Un Damasio sinon rien…Merci encore à Babelio et aux éditions du Seuil pour la « Vallée du Silicium ». En effet, c'est toujours avec plaisir qu'on aime se replonger dans la prose de l'auteur de la Horde du Contrevent. Alain Damasio nous propose ici une réflexion sur la Silicon Valley et ses GAFAM. Il veut nous faire prendre conscience de notre dépendance aux écrans et aux autres inventions numériques qui dominent notre époque moderne.

Composé de sept chroniques et d'une nouvelle de SF qui reprend et combine les thèmes précédemment abordés, le recueil de notre ami Damasio nous entraîne sans concession dans l'univers des Geeks et autres startupeurs (ou starup' peurs).

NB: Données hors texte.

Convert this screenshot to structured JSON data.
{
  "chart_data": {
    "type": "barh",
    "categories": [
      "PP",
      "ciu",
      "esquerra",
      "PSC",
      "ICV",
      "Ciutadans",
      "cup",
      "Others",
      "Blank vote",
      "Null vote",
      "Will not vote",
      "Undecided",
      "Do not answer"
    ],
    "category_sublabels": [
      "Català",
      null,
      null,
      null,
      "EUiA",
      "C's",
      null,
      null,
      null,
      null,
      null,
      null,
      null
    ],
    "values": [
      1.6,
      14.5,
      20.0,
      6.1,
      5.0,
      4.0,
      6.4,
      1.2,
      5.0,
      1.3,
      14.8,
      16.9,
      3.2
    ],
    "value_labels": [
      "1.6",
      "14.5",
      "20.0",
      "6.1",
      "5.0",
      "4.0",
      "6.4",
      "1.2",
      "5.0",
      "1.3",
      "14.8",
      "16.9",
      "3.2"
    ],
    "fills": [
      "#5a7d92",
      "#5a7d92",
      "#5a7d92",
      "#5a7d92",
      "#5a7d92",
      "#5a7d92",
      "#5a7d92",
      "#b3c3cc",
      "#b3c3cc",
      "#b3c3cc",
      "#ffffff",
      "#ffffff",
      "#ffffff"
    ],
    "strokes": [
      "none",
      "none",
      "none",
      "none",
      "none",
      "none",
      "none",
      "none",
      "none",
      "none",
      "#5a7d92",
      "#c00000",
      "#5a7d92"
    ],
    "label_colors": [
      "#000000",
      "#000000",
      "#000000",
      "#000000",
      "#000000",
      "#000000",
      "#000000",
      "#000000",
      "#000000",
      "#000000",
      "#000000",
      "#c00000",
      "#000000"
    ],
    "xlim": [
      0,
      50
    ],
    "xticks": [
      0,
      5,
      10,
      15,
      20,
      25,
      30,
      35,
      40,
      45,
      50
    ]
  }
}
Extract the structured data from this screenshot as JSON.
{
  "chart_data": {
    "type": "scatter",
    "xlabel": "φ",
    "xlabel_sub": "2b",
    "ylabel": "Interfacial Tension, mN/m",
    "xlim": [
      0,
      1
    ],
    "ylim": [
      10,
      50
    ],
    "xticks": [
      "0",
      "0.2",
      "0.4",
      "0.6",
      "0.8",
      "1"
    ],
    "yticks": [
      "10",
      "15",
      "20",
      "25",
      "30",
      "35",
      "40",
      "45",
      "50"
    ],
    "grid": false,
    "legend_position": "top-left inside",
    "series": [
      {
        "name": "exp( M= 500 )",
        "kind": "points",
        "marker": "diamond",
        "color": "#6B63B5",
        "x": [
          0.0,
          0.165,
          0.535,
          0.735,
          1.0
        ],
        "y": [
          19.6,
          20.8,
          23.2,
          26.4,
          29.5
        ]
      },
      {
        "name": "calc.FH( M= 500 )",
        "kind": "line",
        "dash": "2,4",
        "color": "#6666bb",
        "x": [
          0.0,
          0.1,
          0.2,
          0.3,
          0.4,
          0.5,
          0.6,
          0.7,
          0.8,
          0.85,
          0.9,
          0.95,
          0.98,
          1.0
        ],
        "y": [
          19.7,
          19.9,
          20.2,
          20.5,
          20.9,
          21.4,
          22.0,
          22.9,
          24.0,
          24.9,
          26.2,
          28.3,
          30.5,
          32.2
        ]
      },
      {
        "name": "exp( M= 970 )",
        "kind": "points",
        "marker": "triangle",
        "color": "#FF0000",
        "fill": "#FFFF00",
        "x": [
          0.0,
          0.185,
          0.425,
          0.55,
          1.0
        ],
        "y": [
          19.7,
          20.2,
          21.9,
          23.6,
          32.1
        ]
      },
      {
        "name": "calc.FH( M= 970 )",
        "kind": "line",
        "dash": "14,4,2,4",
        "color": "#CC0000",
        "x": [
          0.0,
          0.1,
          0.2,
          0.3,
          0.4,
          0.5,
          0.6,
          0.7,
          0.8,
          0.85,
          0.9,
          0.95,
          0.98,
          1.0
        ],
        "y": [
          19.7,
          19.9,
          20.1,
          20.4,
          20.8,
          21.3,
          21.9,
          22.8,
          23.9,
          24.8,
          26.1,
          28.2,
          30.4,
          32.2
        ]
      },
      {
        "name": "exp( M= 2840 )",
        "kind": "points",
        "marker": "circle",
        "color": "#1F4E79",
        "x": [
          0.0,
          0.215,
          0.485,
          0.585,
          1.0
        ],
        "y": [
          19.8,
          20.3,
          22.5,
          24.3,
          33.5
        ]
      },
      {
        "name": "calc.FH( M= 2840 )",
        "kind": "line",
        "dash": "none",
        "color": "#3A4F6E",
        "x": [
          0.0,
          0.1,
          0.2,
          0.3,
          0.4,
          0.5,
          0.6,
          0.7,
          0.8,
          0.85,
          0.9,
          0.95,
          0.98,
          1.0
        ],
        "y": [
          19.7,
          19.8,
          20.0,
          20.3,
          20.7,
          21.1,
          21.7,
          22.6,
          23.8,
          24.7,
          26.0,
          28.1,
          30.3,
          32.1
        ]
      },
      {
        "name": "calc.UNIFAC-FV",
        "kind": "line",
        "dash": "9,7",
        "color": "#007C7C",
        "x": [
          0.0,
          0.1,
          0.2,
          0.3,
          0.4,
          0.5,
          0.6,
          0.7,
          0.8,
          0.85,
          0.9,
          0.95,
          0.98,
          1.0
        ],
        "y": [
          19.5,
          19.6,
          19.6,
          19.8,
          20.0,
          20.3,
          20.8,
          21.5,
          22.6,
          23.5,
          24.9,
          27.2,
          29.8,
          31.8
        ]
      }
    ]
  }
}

Sans brutalité, avec un brin d'humour, à la manière du lapin blanc d'Alice, il nous invite à entrer dans le monde magique du silicium. Accompagné de deux spécialistes du numérique, Lisa Ruth et Fred Turner, il nous prend par la main pour nous embarquer dans l'univers pixélisé des hyper connectés, des habitués du Metaver (monde virtuel), des amoureux de l'IA (intelligence amie), de l'effacement du corps et de l'illusion du mouvement où le « Je » devient Jeu et le « moi » devient Cybermoi/s, avec une interface pour remplacer le bon vieux face à face et/où le contact se fait sans toucher/jamais…

« Noli me tangere : nous irons au concert ensemble dans telle bulle métaversée qui ne puera pas la sueur / nous nous retrouverons au bowling virtuel pour lancer des boules sans poids dans un décor vintage / on se séduira à coups d'avatars animaux pour se toucher par gants interposés / et on criera au harcèlement quand la distance intime sera abstraitement franchie / comme le racontait un cadre d'Oculus qui hallucinait de voir que ces enjeux qui n'ont de sens que dans un réel de chair puisse hanter déjà nos virtualités. Que signifie en effet une intrusion physique dans un espace de pixels ? ».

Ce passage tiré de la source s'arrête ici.